Critical Gameplay Gone Critically Wrong
Lindsay Grace
Thu., June 16, 10:30–12:00, Browsing Library
For the past two years I have been creating games that exploit alternate game mechanics and verbs. The games include successes like Wait, a game about seeing, Black/White, a game about the abundance of stereotype in games, and Bang!, a game that reveals the fictive history of victims in a first person shooter in shameful montage (Grace, 2010). These games have been displayed internationally at academic and artistic venues in Greece, Brazil, Taiwan, the USA and Canada. But for each of these critical gameplay successes, there is a failure. There is the game about taking the long way home, which in every iteration was either boring or too short. There is Third World Shooter, where I mistakenly tried to invert Tom Clancy game conventions and succeeded only at doing everything an educational game shouldn’t. Did I really think people would enjoy canvassing the locals as a game verb? Even in 3D?
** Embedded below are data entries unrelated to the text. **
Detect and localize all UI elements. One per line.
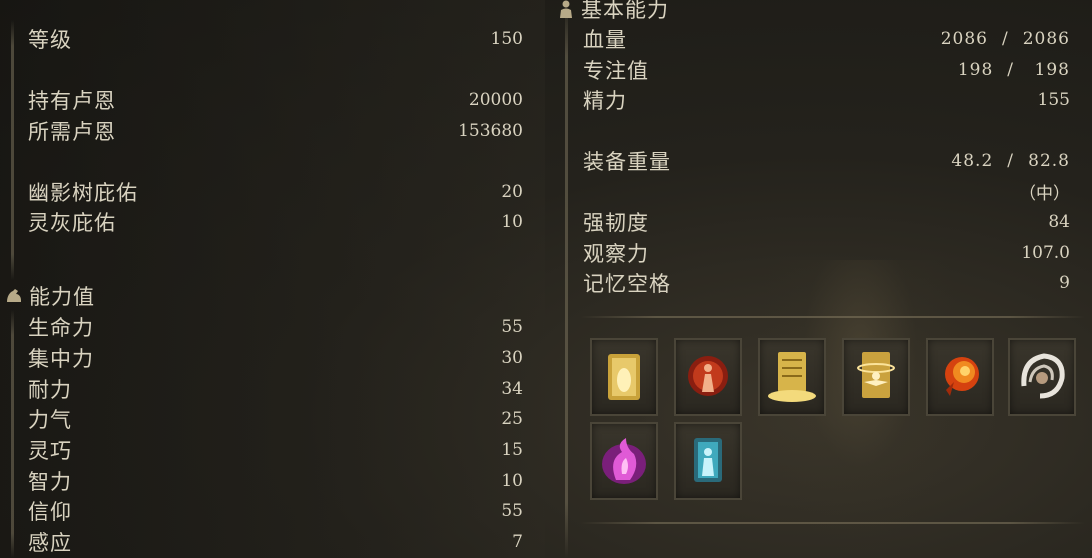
stamina-row: 精力 155 [583, 85, 1070, 115]
stamina-label: 精力 [583, 89, 627, 113]
spell-slot-5[interactable] [926, 338, 994, 416]
golden-blessing-icon [857, 352, 895, 398]
blue-ghost-icon [694, 438, 722, 482]
white-swirl-icon [1021, 353, 1065, 399]
fp-value: 198 / 198 [958, 60, 1070, 80]
scadutree-blessing-label: 幽影树庇佑 [28, 181, 138, 205]
fp-separator: / [1007, 60, 1014, 80]
attribute-row-arcane[interactable]: 感应 7 [28, 527, 523, 557]
poise-value: 84 [1048, 212, 1070, 232]
attribute-row-strength[interactable]: 力气 25 [28, 404, 523, 434]
fp-max: 198 [1034, 60, 1070, 80]
attribute-row-endurance[interactable]: 耐力 34 [28, 374, 523, 404]
hp-label: 血量 [583, 28, 627, 52]
spell-slot-2[interactable] [674, 338, 742, 416]
level-value: 150 [490, 29, 523, 49]
runes-held-label: 持有卢恩 [28, 89, 116, 113]
hp-max: 2086 [1022, 29, 1070, 49]
attribute-value: 25 [501, 409, 523, 429]
attributes-title: 能力值 [29, 285, 95, 309]
attribute-value: 55 [501, 317, 523, 337]
attribute-label: 智力 [28, 470, 72, 494]
memory-slots-label: 记忆空格 [583, 272, 671, 296]
equip-load-current: 48.2 [951, 151, 994, 171]
left-vertical-rule-2 [11, 310, 14, 558]
stamina-value: 155 [1037, 90, 1070, 110]
attribute-row-intelligence[interactable]: 智力 10 [28, 466, 523, 496]
fp-current: 198 [957, 60, 994, 80]
level-label: 等级 [28, 28, 72, 52]
attribute-row-vigor[interactable]: 生命力 55 [28, 312, 523, 342]
attribute-row-faith[interactable]: 信仰 55 [28, 496, 523, 526]
discovery-row: 观察力 107.0 [583, 238, 1070, 268]
poise-label: 强韧度 [583, 211, 649, 235]
equip-load-row: 装备重量 48.2 / 82.8 [583, 146, 1070, 176]
left-status-panel: 等级 150 持有卢恩 20000 所需卢恩 153680 幽影树庇佑 20 灵… [0, 0, 545, 558]
attribute-label: 灵巧 [28, 439, 72, 463]
equip-load-max: 82.8 [1028, 151, 1070, 171]
flexed-arm-icon [4, 286, 24, 306]
attribute-label: 耐力 [28, 378, 72, 402]
equip-load-label: 装备重量 [583, 150, 671, 174]
ash-blessing-value: 10 [501, 212, 523, 232]
attribute-value: 34 [501, 379, 523, 399]
spells-top-divider [580, 316, 1085, 318]
scadutree-blessing-row: 幽影树庇佑 20 [28, 177, 523, 207]
base-stats-title: 基本能力 [581, 0, 669, 22]
spell-slot-1[interactable] [590, 338, 658, 416]
equip-load-status-row: （中） [583, 176, 1070, 206]
poise-row: 强韧度 84 [583, 207, 1070, 237]
attribute-value: 15 [501, 440, 523, 460]
hp-current: 2086 [940, 29, 988, 49]
runes-needed-value: 153680 [458, 121, 523, 141]
base-stats-section-title: 基本能力 [556, 0, 669, 24]
memory-slots-value: 9 [1059, 273, 1070, 293]
ash-blessing-label: 灵灰庇佑 [28, 211, 116, 235]
attribute-row-dexterity[interactable]: 灵巧 15 [28, 435, 523, 465]
attribute-value: 10 [501, 471, 523, 491]
spell-slot-8[interactable] [674, 422, 742, 500]
attributes-section-title: 能力值 [4, 281, 95, 311]
discovery-value: 107.0 [1021, 243, 1070, 263]
fp-row: 专注值 198 / 198 [583, 55, 1070, 85]
red-flame-figure-icon [688, 356, 728, 396]
attribute-label: 力气 [28, 408, 72, 432]
discovery-label: 观察力 [583, 242, 649, 266]
hp-row: 血量 2086 / 2086 [583, 24, 1070, 54]
body-silhouette-icon [556, 0, 576, 19]
attribute-label: 集中力 [28, 347, 94, 371]
left-vertical-rule [11, 20, 14, 280]
spell-slot-7[interactable] [590, 422, 658, 500]
hp-value: 2086 / 2086 [941, 29, 1070, 49]
hp-separator: / [1002, 29, 1009, 49]
equip-load-status: （中） [1019, 183, 1070, 204]
runes-needed-row: 所需卢恩 153680 [28, 116, 523, 146]
ash-blessing-row: 灵灰庇佑 10 [28, 207, 523, 237]
attribute-row-mind[interactable]: 集中力 30 [28, 343, 523, 373]
spells-bottom-divider [580, 522, 1085, 524]
scadutree-blessing-value: 20 [501, 182, 523, 202]
attribute-value: 55 [501, 501, 523, 521]
runes-held-value: 20000 [468, 90, 523, 110]
fireball-icon [945, 357, 979, 396]
attribute-label: 感应 [28, 531, 72, 555]
runes-held-row: 持有卢恩 20000 [28, 85, 523, 115]
golden-incantation-icon [608, 354, 640, 400]
spell-slot-4[interactable] [842, 338, 910, 416]
memory-slots-row: 记忆空格 9 [583, 268, 1070, 298]
equip-load-value: 48.2 / 82.8 [951, 151, 1070, 171]
attribute-value: 30 [501, 348, 523, 368]
spell-slot-3[interactable] [758, 338, 826, 416]
attribute-value: 7 [512, 532, 523, 552]
attribute-label: 信仰 [28, 500, 72, 524]
runes-needed-label: 所需卢恩 [28, 120, 116, 144]
attribute-label: 生命力 [28, 316, 94, 340]
right-status-panel: 基本能力 血量 2086 / 2086 专注值 198 / 198 精力 155… [555, 0, 1092, 558]
fp-label: 专注值 [583, 59, 649, 83]
spell-slot-6[interactable] [1008, 338, 1076, 416]
golden-tablet-icon [768, 352, 816, 402]
pink-flame-icon [602, 438, 646, 484]
level-row: 等级 150 [28, 24, 523, 54]
equip-load-separator: / [1007, 151, 1014, 171]
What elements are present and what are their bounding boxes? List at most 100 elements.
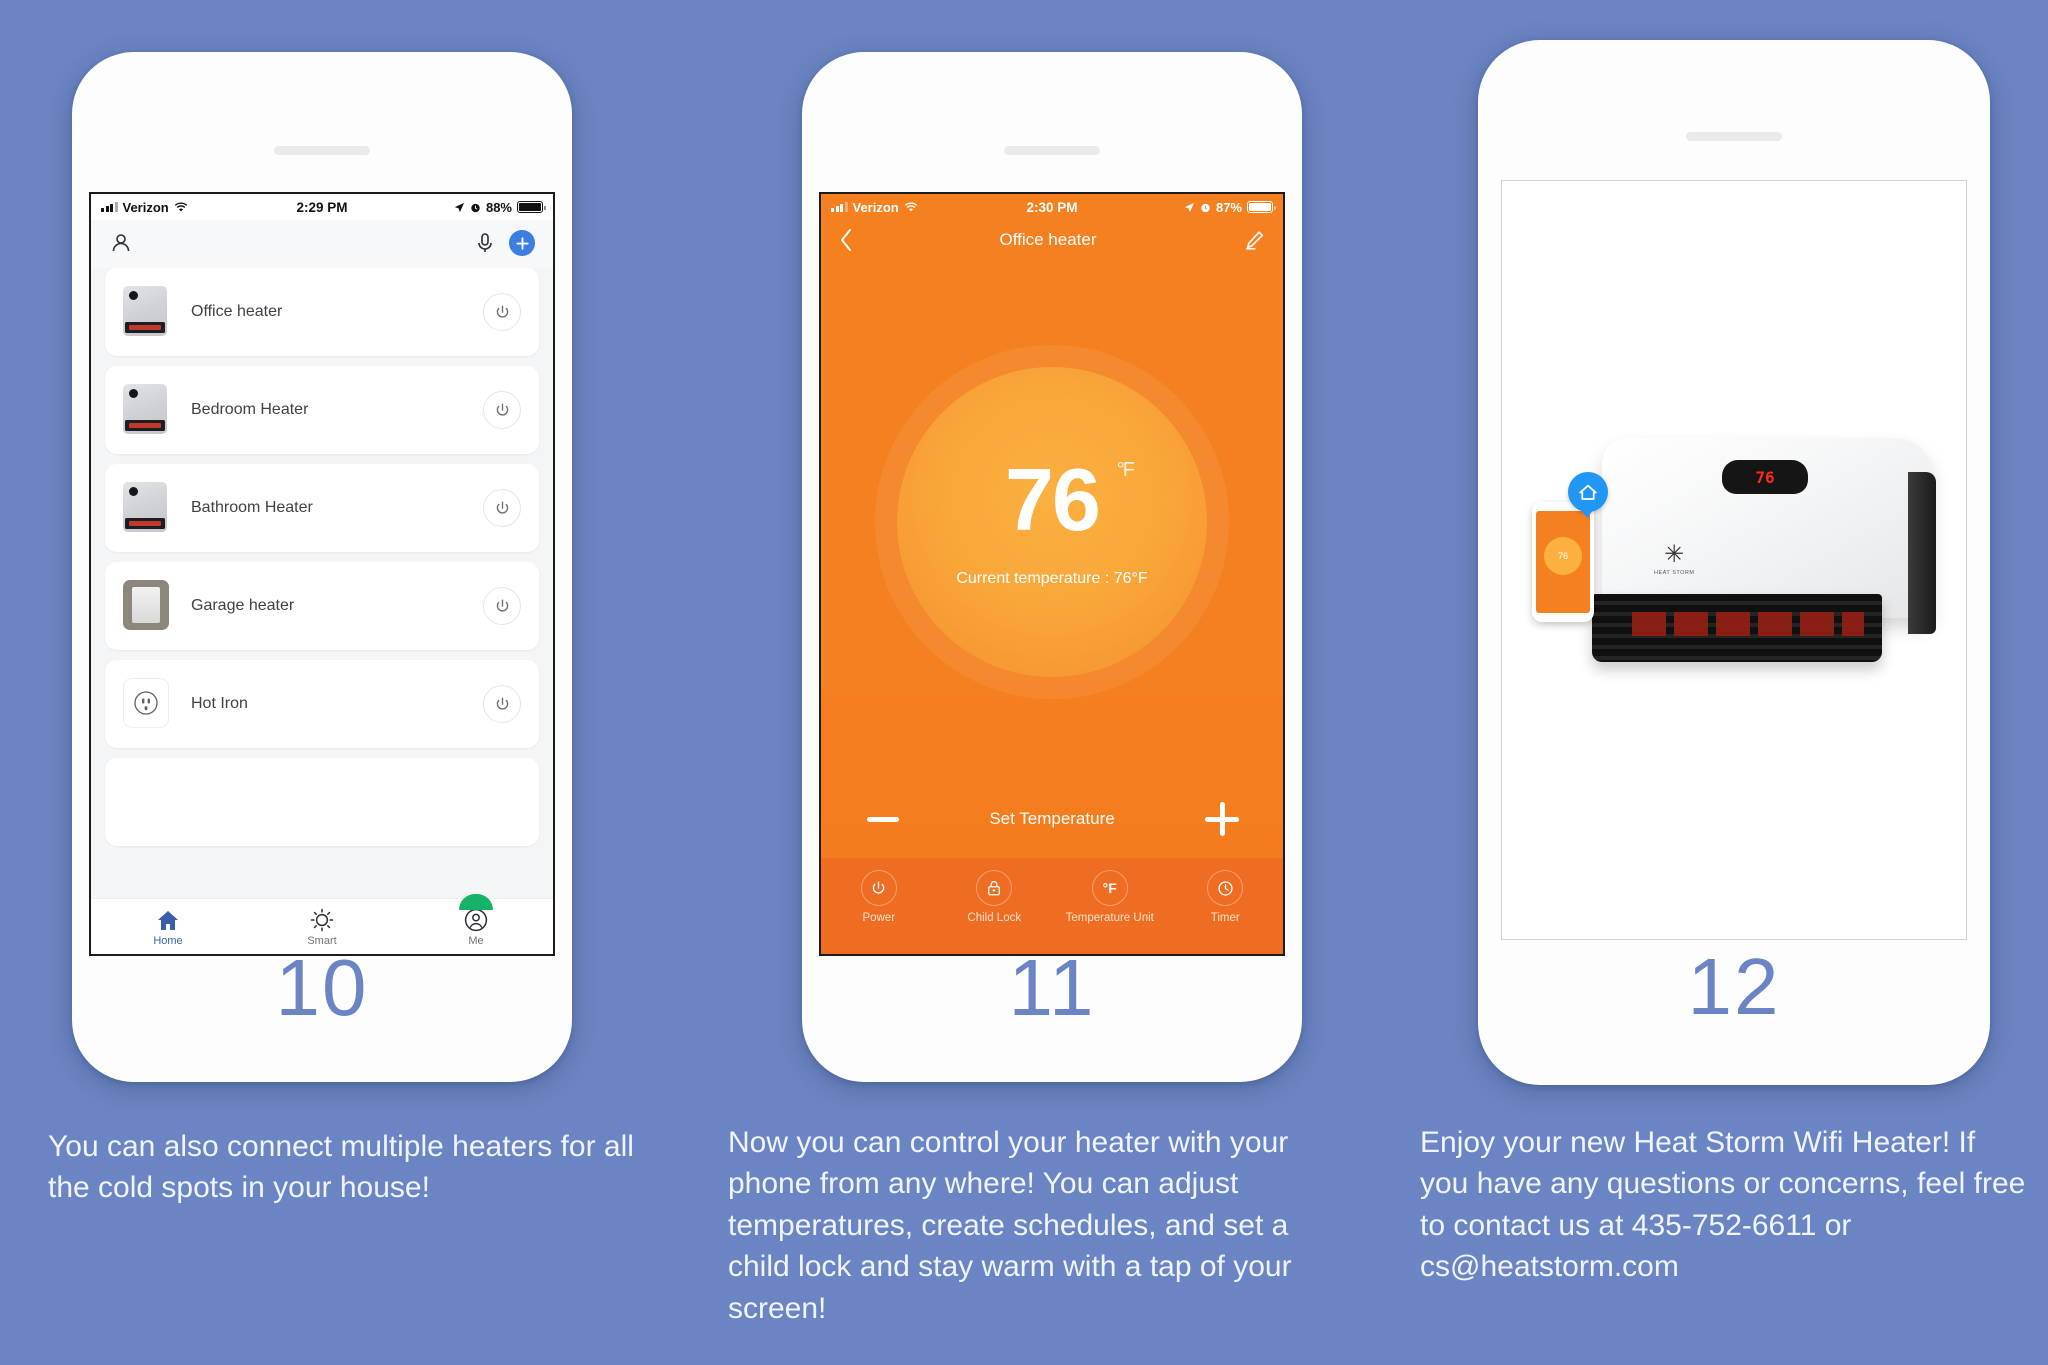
wifi-icon xyxy=(174,201,187,211)
heater-side-panel xyxy=(1908,472,1936,634)
phone-mockup-12: 76 ✳ HEAT STORM 76 12 xyxy=(1478,40,1990,1085)
temperature-unit-label: °F xyxy=(1116,459,1135,481)
degree-f-glyph: °F xyxy=(1102,880,1117,896)
heater-icon xyxy=(123,482,169,534)
phone-screen-12: 76 ✳ HEAT STORM 76 xyxy=(1501,180,1967,940)
set-temperature-row: Set Temperature xyxy=(821,780,1283,858)
alarm-clock-icon xyxy=(1201,203,1210,212)
set-temperature-label: Set Temperature xyxy=(989,809,1115,828)
device-row[interactable]: Bathroom Heater xyxy=(105,464,539,552)
phone-screen-10: Verizon 2:29 PM 88% Office heater Bedroo… xyxy=(89,192,555,956)
device-row[interactable]: Garage heater xyxy=(105,562,539,650)
heater-detail-screen: Office heater 76 °F Current temperature … xyxy=(821,220,1283,954)
carrier-label: Verizon xyxy=(852,199,899,215)
location-arrow-icon xyxy=(454,202,465,212)
alarm-clock-icon xyxy=(471,203,480,212)
phone-screen-11: Verizon 2:30 PM 87% Office heater 76 °F … xyxy=(819,192,1285,956)
carrier-label: Verizon xyxy=(122,199,169,215)
device-name: Bathroom Heater xyxy=(191,499,313,516)
device-row[interactable]: Bedroom Heater xyxy=(105,366,539,454)
decrease-temperature-button[interactable] xyxy=(867,816,899,822)
lock-icon xyxy=(976,870,1013,906)
companion-phone-image: 76 xyxy=(1532,502,1594,622)
heater-grille xyxy=(1592,594,1882,662)
current-temperature-label: Current temperature : 76°F xyxy=(956,570,1148,587)
microphone-icon[interactable] xyxy=(475,232,495,254)
power-icon xyxy=(496,402,508,415)
power-toggle-button[interactable] xyxy=(483,489,521,527)
chevron-left-icon[interactable] xyxy=(839,228,853,252)
person-icon[interactable] xyxy=(109,231,133,255)
power-icon xyxy=(860,870,897,906)
wall-heater-product-image: 76 ✳ HEAT STORM 76 xyxy=(1524,410,1944,710)
phone-speaker xyxy=(274,146,370,155)
phone-speaker xyxy=(1004,146,1100,155)
location-arrow-icon xyxy=(1184,202,1195,212)
signal-bars-icon xyxy=(101,202,118,212)
companion-app-temp: 76 xyxy=(1557,551,1568,561)
status-time: 2:29 PM xyxy=(296,199,348,215)
caption-11: Now you can control your heater with you… xyxy=(728,1126,1292,1325)
wall-switch-icon xyxy=(123,580,169,632)
target-temperature-value: 76 xyxy=(1005,450,1101,549)
home-header xyxy=(91,220,553,268)
phone-speaker xyxy=(1686,132,1782,141)
control-label: Temperature Unit xyxy=(1065,912,1154,924)
power-toggle-button[interactable] xyxy=(483,293,521,331)
power-toggle-button[interactable] xyxy=(483,685,521,723)
device-list: Office heater Bedroom Heater Bathroom He… xyxy=(91,268,553,846)
target-temperature-value-wrap: 76 °F xyxy=(1005,456,1135,544)
page-title: Office heater xyxy=(999,230,1097,249)
temperature-dial[interactable]: 76 °F Current temperature : 76°F xyxy=(897,367,1207,677)
battery-icon xyxy=(517,201,546,213)
device-name: Hot Iron xyxy=(191,695,248,712)
device-row-partial[interactable] xyxy=(105,758,539,846)
power-toggle-button[interactable] xyxy=(483,587,521,625)
product-image-screen: 76 ✳ HEAT STORM 76 xyxy=(1502,181,1966,939)
temperature-dial-area: 76 °F Current temperature : 76°F xyxy=(821,264,1283,780)
status-time: 2:30 PM xyxy=(1026,199,1078,215)
house-wifi-glyph-icon xyxy=(1579,484,1597,500)
pencil-icon[interactable] xyxy=(1243,229,1265,251)
caption-12: Enjoy your new Heat Storm Wifi Heater! I… xyxy=(1420,1126,2026,1284)
battery-percent: 87% xyxy=(1215,199,1242,215)
status-bar: Verizon 2:30 PM 87% xyxy=(821,194,1283,220)
device-name: Garage heater xyxy=(191,597,295,614)
power-icon xyxy=(496,598,508,611)
companion-app-screen: 76 xyxy=(1536,511,1590,613)
increase-temperature-button[interactable] xyxy=(1205,802,1239,836)
heater-led-display: 76 xyxy=(1722,460,1808,494)
home-icon xyxy=(158,910,178,930)
degree-f-icon: °F xyxy=(1091,870,1128,906)
device-row[interactable]: Hot Iron xyxy=(105,660,539,748)
heat-storm-logo: ✳ HEAT STORM xyxy=(1654,541,1695,576)
add-device-button[interactable] xyxy=(509,230,535,256)
heater-display-value: 76 xyxy=(1755,467,1775,487)
power-toggle-button[interactable] xyxy=(483,391,521,429)
outlet-icon xyxy=(123,678,169,730)
clock-icon xyxy=(1207,870,1244,906)
control-label: Child Lock xyxy=(967,912,1022,924)
sun-icon xyxy=(310,908,334,932)
green-highlight-arc xyxy=(459,894,493,910)
plus-icon xyxy=(515,236,529,250)
battery-percent: 88% xyxy=(485,199,512,215)
slide-canvas: Verizon 2:29 PM 88% Office heater Bedroo… xyxy=(0,0,2048,1365)
control-label: Power xyxy=(862,912,896,924)
power-icon xyxy=(496,500,508,513)
control-label: Timer xyxy=(1210,912,1240,924)
device-row[interactable]: Office heater xyxy=(105,268,539,356)
status-bar: Verizon 2:29 PM 88% xyxy=(91,194,553,220)
page-number: 11 xyxy=(1008,943,1096,1032)
page-number: 10 xyxy=(275,943,369,1032)
smart-home-wifi-icon xyxy=(1568,472,1608,518)
power-icon xyxy=(496,304,508,317)
device-name: Office heater xyxy=(191,303,283,320)
heater-icon xyxy=(123,384,169,436)
outlet-glyph-icon xyxy=(134,691,158,715)
device-name: Bedroom Heater xyxy=(191,401,309,418)
brand-label: HEAT STORM xyxy=(1654,570,1695,576)
signal-bars-icon xyxy=(831,202,848,212)
page-number: 12 xyxy=(1687,942,1781,1031)
home-tab-content: Office heater Bedroom Heater Bathroom He… xyxy=(91,220,553,954)
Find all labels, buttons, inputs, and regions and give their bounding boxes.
This presentation simply illustrates good and not so good ideas gone wrong in vivid 2D and 3D working examples. I discuss them in academic terms, demonstrating basic fundamental assumptions about what is enjoyable and how a well-intentioned inversion of standards does not always make for more interesting play. It sounds like this should be obvious, but given the enormous space of unexplored game play experiences (Schrier & Gibson, 2011), it is interesting to consider how such games can slip from lofty ideals to steaming piles of c.r.a.p. (code re-purposed, aborted, or postponed). This presentation is a candid demonstration of the game designer’s process, revelations, and reasons for specific project failures. I expect to present at least four games, but suspect I will have fresh failures to share by June.
References
Grace, L. D. (2010). Critical gameplay: Software studies in computer gameplay. In Proceedings of the 28th International Conference on Human Factors in Computing Systems (pp. 3025-3030). New York, NY: Association for Computing Machinery. http://portal.acm.org/citation.cfm?doid=1753846.1753910
Schrier, K. & Gibson, D. (2011). Designing games for ethics: Models, techniques, and frameworks. Hershey, PA: Information Sciences Press.